If you want to make the most of your old age, taking the time to prepare for retirement is a smart bet. But if these things apply to you, it might be time to revisit your plan.
1. You assume that you will only need 15 years of income or less
Americans are living longer today. If you retire in your mid to late 60s, chances are you’ll need your savings for 20 years or more. And so, if you expect to need fewer years of income, you could end up selling yourself short.
Of course, there is no way of knowing how long you will live. But you might want to err on the side of being positive and increase your savings rate to make sure you have enough nest egg to support you through retirement. Even contributing an additional $ 100 per month to an IRA or 401 (k) plan over time could go a long way.
2. You think you will do very well with Social Security
Many people assume that they will do very well living primarily – or solely – on Social Security. In reality, these benefits will only replace about 40% of your salary if you are an average employee. And if your income is above average, it will replace even less.
In addition, it is possible that social security benefits will be reduced in the not-so-distant future. The program’s trust funds may run out of money by 2034, when Social Security may not have enough income to meet scheduled payments.
This is yet another reason why it is worth tweaking your retirement plan, namely by increasing savings. Even if social security is not removed, you should still plan to have it provided some of your retirement income, not all of it.
3. You think your health costs will go down under Medicare
Many people assume that once they enroll in Medicare, their health care costs will become much more manageable. Often the opposite happens.
Seniors on Medicare are responsible for a number of costs, from premiums to deductibles to co-payments. In addition, there are some essential services that Medicare does not pay for, such as dental care and eye exams.
If you plan to spend less money on health care in retirement, there are some numbers you better repeat. Fidelity estimates that the average 65-year-old man who retires this year will spend $ 143,000 on medical care, while the average 65-year-old woman will spend $ 157,000.
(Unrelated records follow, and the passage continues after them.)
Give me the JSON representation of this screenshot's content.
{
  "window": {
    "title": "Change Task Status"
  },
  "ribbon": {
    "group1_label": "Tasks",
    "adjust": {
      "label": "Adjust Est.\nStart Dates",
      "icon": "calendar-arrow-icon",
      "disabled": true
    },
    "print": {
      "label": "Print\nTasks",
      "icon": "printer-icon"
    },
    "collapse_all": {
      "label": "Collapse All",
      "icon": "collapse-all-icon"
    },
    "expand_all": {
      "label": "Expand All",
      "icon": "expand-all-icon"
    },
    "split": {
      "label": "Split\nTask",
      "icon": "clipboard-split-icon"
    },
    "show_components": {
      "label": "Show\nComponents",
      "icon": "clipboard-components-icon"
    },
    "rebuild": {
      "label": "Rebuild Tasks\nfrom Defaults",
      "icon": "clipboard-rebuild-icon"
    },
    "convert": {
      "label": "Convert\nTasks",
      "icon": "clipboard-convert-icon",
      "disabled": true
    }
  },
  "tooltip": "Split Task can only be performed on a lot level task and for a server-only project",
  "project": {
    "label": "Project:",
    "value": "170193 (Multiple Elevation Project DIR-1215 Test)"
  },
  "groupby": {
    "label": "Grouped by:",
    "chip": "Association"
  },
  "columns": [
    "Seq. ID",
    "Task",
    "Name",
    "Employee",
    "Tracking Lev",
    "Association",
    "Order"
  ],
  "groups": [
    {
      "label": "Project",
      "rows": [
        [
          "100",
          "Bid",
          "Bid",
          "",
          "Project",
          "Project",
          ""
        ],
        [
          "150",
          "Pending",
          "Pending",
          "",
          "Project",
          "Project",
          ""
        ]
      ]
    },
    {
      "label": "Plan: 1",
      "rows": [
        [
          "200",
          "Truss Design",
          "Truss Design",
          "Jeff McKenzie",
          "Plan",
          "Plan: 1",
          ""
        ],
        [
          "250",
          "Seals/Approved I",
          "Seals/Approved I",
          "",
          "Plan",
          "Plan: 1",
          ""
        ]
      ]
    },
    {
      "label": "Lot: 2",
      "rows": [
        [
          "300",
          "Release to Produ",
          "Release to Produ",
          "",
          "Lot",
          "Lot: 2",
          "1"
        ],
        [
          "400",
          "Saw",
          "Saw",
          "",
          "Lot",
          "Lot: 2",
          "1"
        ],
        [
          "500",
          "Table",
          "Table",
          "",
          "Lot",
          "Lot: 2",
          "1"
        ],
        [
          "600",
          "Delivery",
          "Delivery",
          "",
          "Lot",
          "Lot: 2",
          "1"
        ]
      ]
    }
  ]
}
You can prepare to better manage these costs by putting money aside in a health savings account, assuming you are eligible (eligibility depends on enrollment in a deductible health insurance plan. high). Otherwise, you can increase your savings in your IRA or 401 (k) to cover your future health needs.
Planning for retirement is a smart thing to do, but it’s also important that your planning is precise. If these signs apply to you, you may need to revisit your plan so that you don’t find yourself strapped for income during your old age years.